Rechtbank Overijssel, 06-12-2022, ECLI:NL:RBOVE:2022:3743, 10041155 \ EJ VERZ 22-138
Rechtbank Overijssel, 06-12-2022, ECLI:NL:RBOVE:2022:3743, 10041155 \ EJ VERZ 22-138
Gegevens
- Instantie
- Rechtbank Overijssel
- Datum uitspraak
- 6 december 2022
- Datum publicatie
- 13 december 2022
- ECLI
- ECLI:NL:RBOVE:2022:3743
- Zaaknummer
- 10041155 \ EJ VERZ 22-138
Inhoudsindicatie
Verzoeker is op 10 juni 2021 bij De Karmeliet in dienst getreden in de functie van kok. De Karmeliet is een horecaonderneming te Zenderen.
Partijen worden verdeeld gehouden over het antwoord op de vraag of een arbeidsovereenkomst voor bepaalde tijd of voor onbepaalde tijd tussen hen is overeengekomen.
Daarnaast worden zij verdeeld gehouden over het antwoord op de vraag of verzoeker de arbeidsovereenkomst heeft opgezegd.
Uitspraak
Team kanton en handelsrecht
Zittingsplaats Almelo
Zaaknummer : 10041155 \ EJ VERZ 22-138
Beschikking van de kantonrechter van 6 december 2022
in de zaak van
[verzoeker]
,
wonende te [woonplaats] ,
verzoekende partij, verder te noemen [verzoeker] ,
gemachtigde: mr. G.A.E. Schutte, advocaat te Apeldoorn,
tegen
de besloten vennootschap met beperkte aansprakelijkheid THEEHUIS DE KARMELIET B.V.,
gevestigd en kantoorhoudende te Zenderen,
verwerende partij, verder te noemen De Karmeliet,
gemachtigde: mr. D.C. Windmeijer, advocaat te Den Haag.
Samenvatting
[verzoeker] is op 10 juni 2021 bij De Karmeliet in dienst getreden in de functie van kok. De Karmeliet is een horecaonderneming te Zenderen.
Partijen worden verdeeld gehouden over het antwoord op de vraag of een arbeidsovereenkomst voor bepaalde tijd of voor onbepaalde tijd tussen hen is overeengekomen.

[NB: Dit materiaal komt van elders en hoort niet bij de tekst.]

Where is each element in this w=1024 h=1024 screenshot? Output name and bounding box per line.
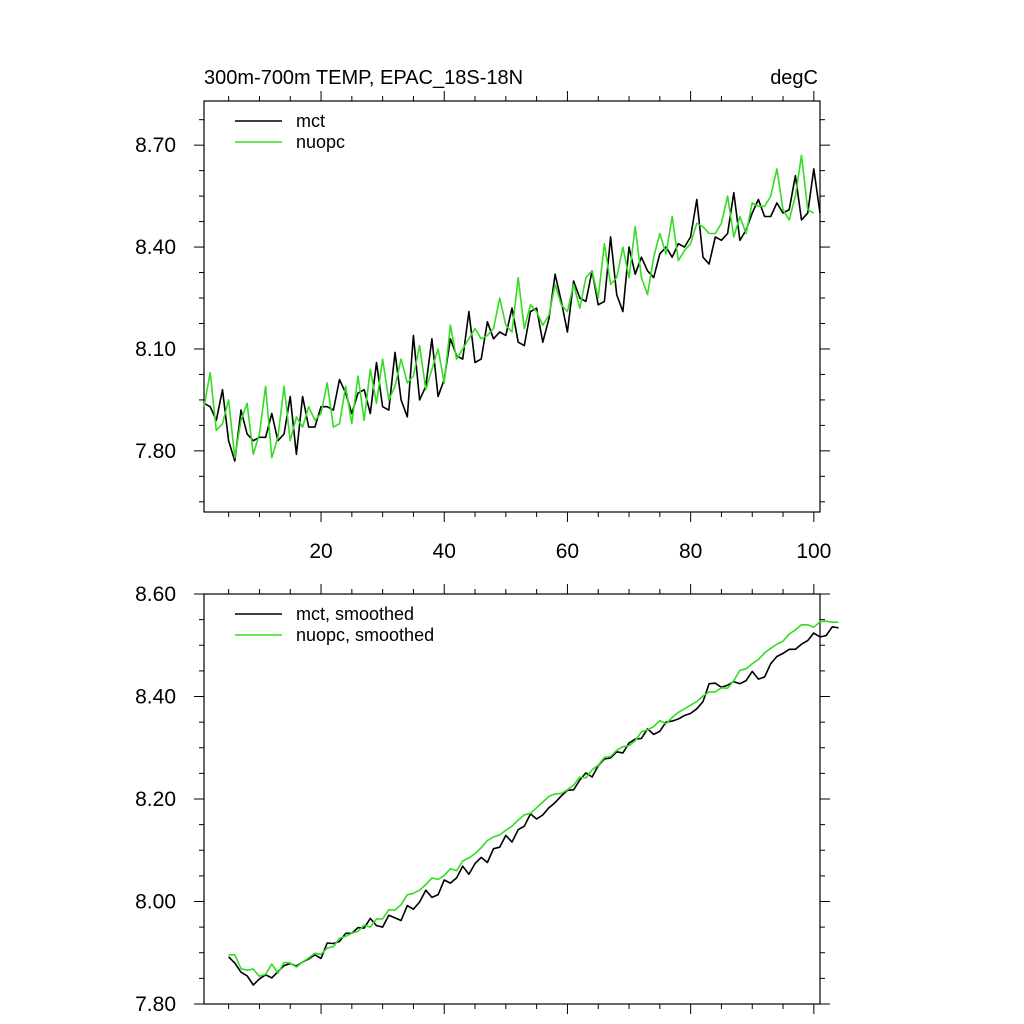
units-label: degC <box>770 67 818 89</box>
y-tick-label: 7.80 <box>135 440 176 463</box>
x-tick-label: 80 <box>679 540 702 563</box>
y-tick-label: 8.00 <box>135 891 176 914</box>
y-tick-label: 8.40 <box>135 686 176 709</box>
y-tick-label: 8.10 <box>135 338 176 361</box>
legend-label: nuopc, smoothed <box>296 625 434 645</box>
x-tick-label: 20 <box>309 540 332 563</box>
chart-title: 300m-700m TEMP, EPAC_18S-18N <box>204 67 523 89</box>
x-tick-label: 100 <box>796 540 831 563</box>
legend-label: mct <box>296 111 325 131</box>
series-line-nuopc <box>203 154 815 459</box>
y-tick-label: 8.60 <box>135 583 176 606</box>
series-line-mct <box>228 625 839 986</box>
x-tick-label: 60 <box>556 540 579 563</box>
bottom-panel: 7.80 8.00 8.20 8.40 8.60 mct, smoothednuopc, … <box>135 583 839 1016</box>
y-tick-label: 7.80 <box>135 993 176 1016</box>
x-tick-label: 40 <box>433 540 456 563</box>
legend-label: nuopc <box>296 132 345 152</box>
legend-label: mct, smoothed <box>296 604 414 624</box>
plot-frame <box>203 100 821 513</box>
y-tick-label: 8.70 <box>135 134 176 157</box>
series-line-nuopc <box>228 620 839 978</box>
y-tick-label: 8.20 <box>135 788 176 811</box>
top-panel: 7.80 8.10 8.40 8.70 20 40 60 80 100 300m-700m TEM… <box>135 67 831 563</box>
series-line-mct <box>203 168 821 462</box>
plot-frame <box>203 593 821 1005</box>
y-tick-label: 8.40 <box>135 236 176 259</box>
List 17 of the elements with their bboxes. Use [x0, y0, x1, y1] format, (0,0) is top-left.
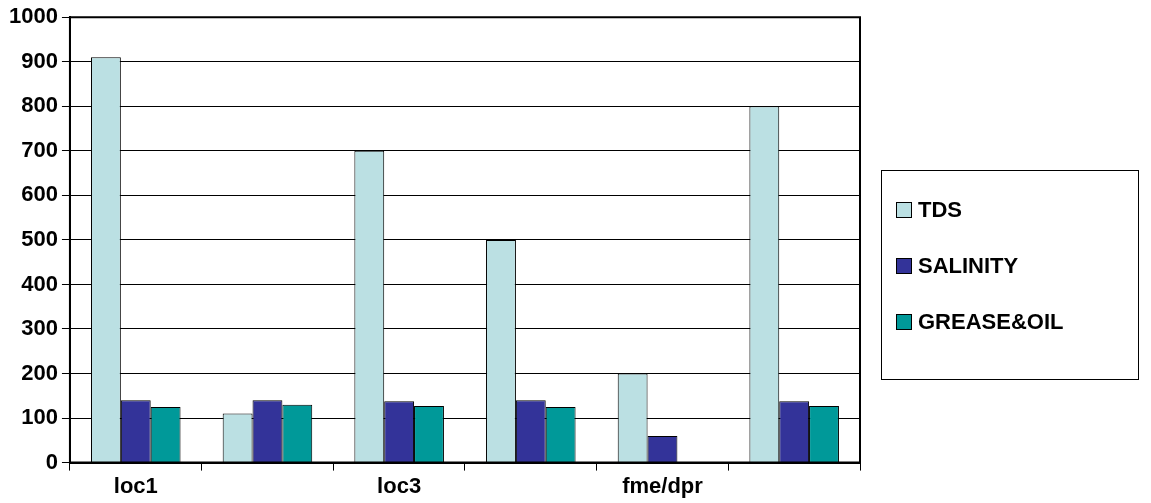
y-tick-label: 600 — [21, 181, 58, 207]
legend-label: GREASE&OIL — [918, 309, 1064, 335]
y-tick-label: 500 — [21, 225, 58, 251]
y-tick-label: 100 — [21, 404, 58, 430]
y-tick-label: 400 — [21, 270, 58, 296]
y-tick-label: 300 — [21, 315, 58, 341]
legend-label: SALINITY — [918, 253, 1019, 279]
x-tick-label: fme/dpr — [622, 472, 704, 498]
y-tick-label: 800 — [21, 92, 58, 118]
legend-label: TDS — [918, 197, 962, 223]
y-tick-label: 1000 — [8, 3, 58, 29]
x-tick-label: loc1 — [113, 472, 158, 498]
x-tick-label: loc3 — [377, 472, 422, 498]
y-tick-label: 0 — [45, 448, 58, 474]
y-tick-label: 700 — [21, 136, 58, 162]
y-tick-label: 200 — [21, 359, 58, 385]
y-tick-label: 900 — [21, 47, 58, 73]
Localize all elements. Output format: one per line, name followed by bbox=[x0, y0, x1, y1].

Daarnaast worden zij verdeeld gehouden over het antwoord op de vraag of [verzoeker] de arbeidsovereenkomst heeft opgezegd.
1 De procedure
[verzoeker] heeft een verzoekschrift ingediend, ontvangen op 9 augustus 2022, op grond van onder meer artikel 7:686a lid 3 van het Burgerlijk Wetboek (BW) en artikel 223 van het Wetboek van Burgerlijke Rechtsvordering (Rv). [verzoeker] verzoekt om wedertoelating tot zijn werk en doorbetaling van zijn salaris. Daarnaast heeft hij nevenverzoeken ingediend.
De Karmeliet heeft een verweerschrift ingediend, ontvangen op 5 september 2022.

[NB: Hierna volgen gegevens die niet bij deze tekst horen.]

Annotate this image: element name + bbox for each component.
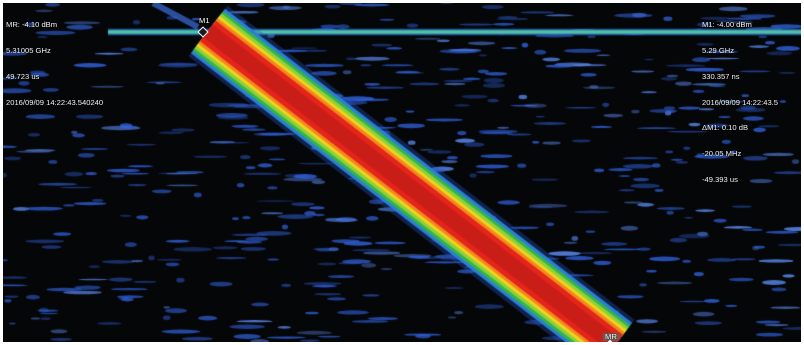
mr-level: MR: -4.10 dBm bbox=[6, 20, 58, 30]
m1-delta-level: ΔM1: 0.10 dB bbox=[702, 123, 749, 133]
spectrogram-display[interactable]: MR: -4.10 dBm 5.31005 GHz 49.723 us 2016… bbox=[3, 3, 801, 342]
m1-time: 330.357 ns bbox=[702, 71, 740, 81]
m1-frequency: 5.29 GHz bbox=[702, 45, 735, 55]
reference-marker-readout: MR: -4.10 dBm 5.31005 GHz 49.723 us 2016… bbox=[6, 4, 103, 124]
marker-1-readout: M1: -4.00 dBm 5.29 GHz 330.357 ns 2016/0… bbox=[702, 4, 778, 202]
mr-time: 49.723 us bbox=[6, 71, 40, 81]
m1-delta-time: -49.393 us bbox=[702, 174, 738, 184]
spectrogram-canvas[interactable] bbox=[3, 3, 801, 342]
m1-marker-label: M1 bbox=[199, 16, 210, 25]
m1-timestamp: 2016/09/09 14:22:43.5 bbox=[702, 97, 779, 107]
mr-frequency: 5.31005 GHz bbox=[6, 45, 51, 55]
mr-marker-label: MR bbox=[603, 332, 619, 341]
m1-delta-frequency: -20.05 MHz bbox=[702, 149, 742, 159]
mr-timestamp: 2016/09/09 14:22:43.540240 bbox=[6, 97, 104, 107]
m1-level: M1: -4.00 dBm bbox=[702, 20, 752, 30]
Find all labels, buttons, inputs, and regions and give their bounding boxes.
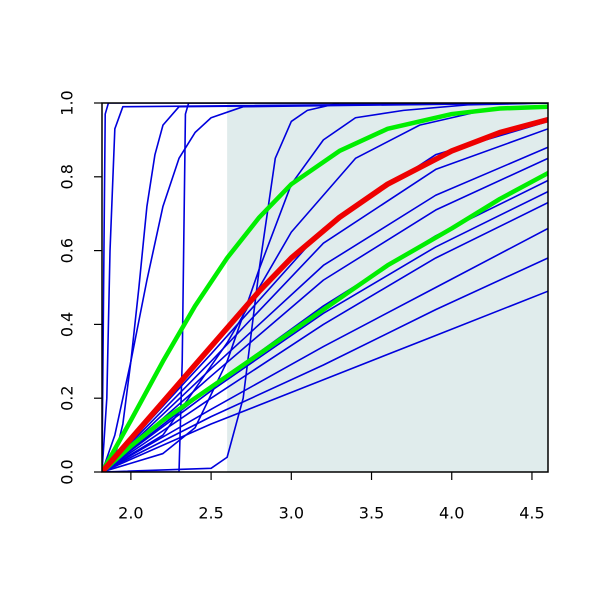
series-line [102,104,548,472]
plot-box [101,102,549,473]
series-line [102,128,548,472]
series-line [102,116,548,472]
series-line [102,257,548,472]
series-line [102,103,548,472]
series-line [102,290,548,472]
x-tick-label: 2.0 [118,504,143,523]
y-tick-label: 1.0 [58,90,77,115]
y-tick-label: 0.4 [58,312,77,337]
y-tick-label: 0.2 [58,385,77,410]
x-tick-label: 4.0 [439,504,464,523]
series-line [102,103,548,472]
x-tick-label: 3.0 [279,504,304,523]
series-line [102,201,548,472]
series-line [102,103,548,472]
y-tick-label: 0.8 [58,164,77,189]
y-tick-label: 0.0 [58,459,77,484]
x-tick-label: 2.5 [198,504,223,523]
series-line [102,227,548,472]
series-line [102,157,548,472]
y-tick-label: 0.6 [58,238,77,263]
plot-area [102,103,548,472]
x-tick-label: 3.5 [359,504,384,523]
series-line [102,190,548,472]
axes: 2.0 2.5 3.0 3.5 4.0 4.5 0.0 0.2 0.4 0.6 0.8 1.0 [58,90,545,522]
series-line [102,103,548,472]
x-tick-label: 4.5 [519,504,544,523]
series-line [102,146,548,472]
series-line [102,170,548,472]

Het verzoek is behandeld op 15 september 2022 waar [verzoeker] , bijgestaan door zijn gemachtigde, en De Karmeliet, eveneens bijgestaan door haar gemachtigde, zijn verschenen.
Vervolgens is de zaak tot 6 oktober 2022 aangehouden voor akte uitlating in verband met schikkingsonderhandelingen tussen partijen. Bij e-mailbericht van 6 oktober 2022 heeft [verzoeker] verzocht om een nader uitstel van 4 weken. De kantonrechter heeft nader uitstel verleend tot uiterlijk 3 november 2022. Partijen hebben de kantonrechter d.d. 3 november 2022 bericht dat zij geen overeenstemming hebben kunnen bereiken.
De Karmeliet heeft verzocht om geen datum voor de uitspraak te bepalen maar het debat te heropenen. [verzoeker] heeft zich tegen dit verzoek verzet en de kantonrechter verzocht om uitspraak te wijzen.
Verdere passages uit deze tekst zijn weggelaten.